Miran’s statement, reported on March 23, 2026, comes five days after the FOMC voted 11-1 to hold the federal funds rate at 3.5%-3.75%. Miran was the sole dissenter at the March 18 meeting, preferring a 25 basis point cut.
Milan Holds Firm on Four Cuts Despite Uncertainty
“The current policy outlook still points to interest rate cuts. Four interest rate cuts are still expected in 2026,” Miran stated, adding that monetary policy decisions should not be driven by short-term market headlines.
Four cuts at 25 basis points each would total 100 basis points of easing, bringing the federal funds rate to roughly 2.5%-2.75% by year-end. The March 2026 dot plot projects only one cut for the full year, a stark gap between Miran and the rest of the committee.
Miran has been the most consistently dovish FOMC member throughout early 2026. In January, he called for over 150 basis points of cuts, equivalent to roughly six reductions. By late February, he had moderated that view to approximately 100 basis points, or four cuts.
That moderation suggests Miran is adjusting to incoming data while still maintaining a rate path far more aggressive than his colleagues. He cited the labor market as continuing to require policy support, noting that the FOMC’s own March statement acknowledged “job gains have remained low.”

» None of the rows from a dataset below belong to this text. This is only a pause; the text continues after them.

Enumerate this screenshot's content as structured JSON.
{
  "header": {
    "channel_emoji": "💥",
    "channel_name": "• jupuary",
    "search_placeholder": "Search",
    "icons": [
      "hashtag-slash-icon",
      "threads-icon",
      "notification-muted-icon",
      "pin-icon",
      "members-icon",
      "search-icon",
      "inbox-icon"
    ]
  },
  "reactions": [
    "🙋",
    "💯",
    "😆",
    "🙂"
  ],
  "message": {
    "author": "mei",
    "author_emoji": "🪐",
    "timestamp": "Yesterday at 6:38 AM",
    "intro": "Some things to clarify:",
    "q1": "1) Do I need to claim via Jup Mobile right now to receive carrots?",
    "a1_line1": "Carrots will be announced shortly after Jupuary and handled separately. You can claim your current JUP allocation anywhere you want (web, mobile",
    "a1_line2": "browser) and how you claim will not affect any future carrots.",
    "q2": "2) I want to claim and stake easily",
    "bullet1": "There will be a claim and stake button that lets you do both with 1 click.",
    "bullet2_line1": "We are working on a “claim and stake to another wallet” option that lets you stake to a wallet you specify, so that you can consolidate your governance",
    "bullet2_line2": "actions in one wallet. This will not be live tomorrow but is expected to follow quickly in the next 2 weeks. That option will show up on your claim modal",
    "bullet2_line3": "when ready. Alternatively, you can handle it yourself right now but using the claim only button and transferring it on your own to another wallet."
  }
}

Miran also addressed energy prices, stating that oil price shocks would not significantly impact core inflation measures and that an immediate Fed response to rising energy costs would be atypical under traditional central banking frameworks.
What Four Fed Rate Cuts Mean for Bitcoin and Crypto
The gap between Miran’s four-cut forecast and the FOMC consensus of one cut matters directly for crypto markets. Lower interest rates reduce the opportunity cost of holding non-yielding assets like Bitcoin, since investors earn less from risk-free alternatives such as Treasury bills.

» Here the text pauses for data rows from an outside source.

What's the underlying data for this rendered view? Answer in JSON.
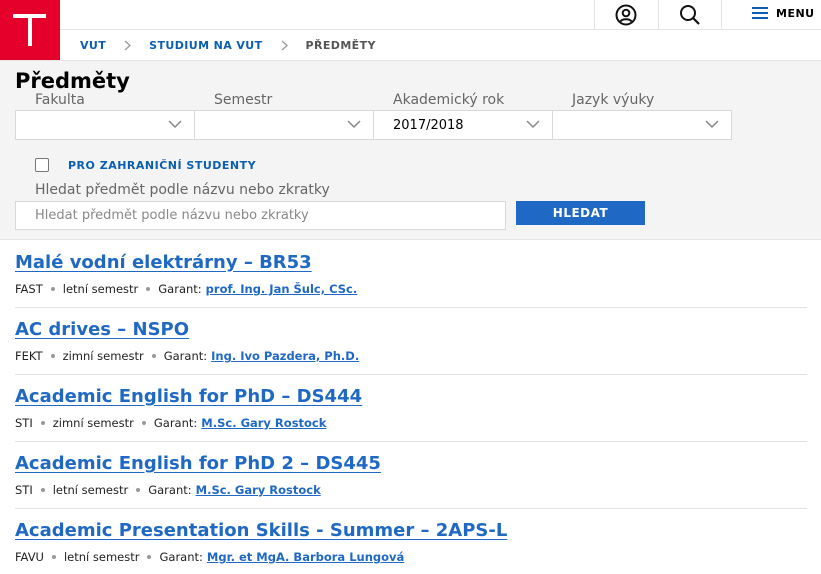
{
  "header": {
    "menu_label": "MENU"
  },
  "breadcrumb": [
    "VUT",
    "STUDIUM NA VUT",
    "PŘEDMĚTY"
  ],
  "page_title": "Předměty",
  "filters": {
    "selects": [
      {
        "label": "Fakulta",
        "value": ""
      },
      {
        "label": "Semestr",
        "value": ""
      },
      {
        "label": "Akademický rok",
        "value": "2017/2018"
      },
      {
        "label": "Jazyk výuky",
        "value": ""
      }
    ],
    "foreign_students_label": "PRO ZAHRANIČNÍ STUDENTY",
    "search_label": "Hledat předmět podle názvu nebo zkratky",
    "search_placeholder": "Hledat předmět podle názvu nebo zkratky",
    "search_button": "HLEDAT"
  },
  "garant_label": "Garant:",
  "courses": [
    {
      "title": "Malé vodní elektrárny – BR53",
      "faculty": "FAST",
      "semester": "letní semestr",
      "garant": "prof. Ing. Jan Šulc, CSc."
    },
    {
      "title": "AC drives – NSPO",
      "faculty": "FEKT",
      "semester": "zimní semestr",
      "garant": "Ing. Ivo Pazdera, Ph.D."
    },
    {
      "title": "Academic English for PhD – DS444",
      "faculty": "STI",
      "semester": "zimní semestr",
      "garant": "M.Sc. Gary Rostock"
    },
    {
      "title": "Academic English for PhD 2 – DS445",
      "faculty": "STI",
      "semester": "letní semestr",
      "garant": "M.Sc. Gary Rostock"
    },
    {
      "title": "Academic Presentation Skills - Summer – 2APS-L",
      "faculty": "FAVU",
      "semester": "letní semestr",
      "garant": "Mgr. et MgA. Barbora Lungová"
    }
  ]
}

Bitcoin dropped approximately 5% following the March 18 FOMC hold decision. The Bitcoin Fear & Greed Index sits at 8, deep in “Extreme Fear” territory. Crypto markets are currently pricing in roughly two rate cuts for 2026, a figure that falls between the FOMC dot plot consensus of one and Miran’s projection of four.

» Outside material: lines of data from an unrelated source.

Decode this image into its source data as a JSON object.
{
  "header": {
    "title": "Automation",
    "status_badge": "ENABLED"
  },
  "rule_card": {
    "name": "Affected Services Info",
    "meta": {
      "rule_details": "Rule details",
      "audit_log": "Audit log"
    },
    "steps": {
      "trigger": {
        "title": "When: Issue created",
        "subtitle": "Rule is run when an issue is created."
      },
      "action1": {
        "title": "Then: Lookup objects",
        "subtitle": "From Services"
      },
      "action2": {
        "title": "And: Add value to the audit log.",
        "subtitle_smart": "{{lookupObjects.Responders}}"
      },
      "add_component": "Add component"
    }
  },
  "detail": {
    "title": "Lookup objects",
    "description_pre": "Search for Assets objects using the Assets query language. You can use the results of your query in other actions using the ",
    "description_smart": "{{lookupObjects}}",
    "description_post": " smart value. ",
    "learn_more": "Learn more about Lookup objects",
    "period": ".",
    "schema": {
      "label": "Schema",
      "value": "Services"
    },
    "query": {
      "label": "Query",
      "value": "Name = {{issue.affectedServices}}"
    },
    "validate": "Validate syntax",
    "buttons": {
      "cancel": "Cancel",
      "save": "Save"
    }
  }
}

The division within the FOMC is itself a signal. As MEXC analysts observed, “there is a visible division within the committee about whether rates should come down sooner rather than later.” If upcoming labor data weakens further, Miran’s position could gain traction among other committee members, a scenario that would be structurally supportive for risk assets including Bitcoin.
Traders watching leveraged BTC positions get liquidated in volatile sessions know that Fed policy surprises can trigger cascading moves in crypto derivatives markets. At the same time, evolving SEC and CFTC rules on compliant crypto fundraising could independently shape how institutional capital flows into digital assets under a shifting rate regime.
Historically, rate-cut cycles have coincided with strong Bitcoin performance. The Fed’s 2019 mid-cycle cuts and the ultra-low-rate environment of 2020-2021 both saw significant BTC rallies. Correlation is not causation, and macro conditions are one input among many, but rate-sensitive positioning remains a meaningful driver of institutional crypto flows.
Upcoming FOMC Meetings and What to Watch
The next FOMC rate decision is scheduled for May 6-7, 2026. Between now and then, several key data releases will shape whether Miran’s dovish view gains or loses credibility.
The April Consumer Price Index report and the March Personal Consumption Expenditures price index, the Fed’s preferred inflation gauge, will be closely watched. The March nonfarm payrolls report will test Miran’s argument that the labor market needs more support.
CME FedWatch implied probabilities currently suggest the market expects the Fed to hold rates steady at the May meeting. If the jobs data disappoints significantly, those odds could shift quickly, as could crypto market positioning. Market participants are already navigating uncertainty across the broader digital asset space, from altcoin volatility to evolving Layer 1 ecosystems.
The remaining 2026 FOMC meetings after May are scheduled for June, July, September, November, and December, giving the committee six more decision points to deliver the cuts Miran envisions.
For now, Miran stands alone on the committee. Whether he remains an outlier or becomes a leading indicator depends entirely on the data ahead.
Disclaimer: This article is for informational purposes only and does not constitute financial or investment advice. Cryptocurrency and digital asset markets carry significant risk. Always do your own research before making decisions.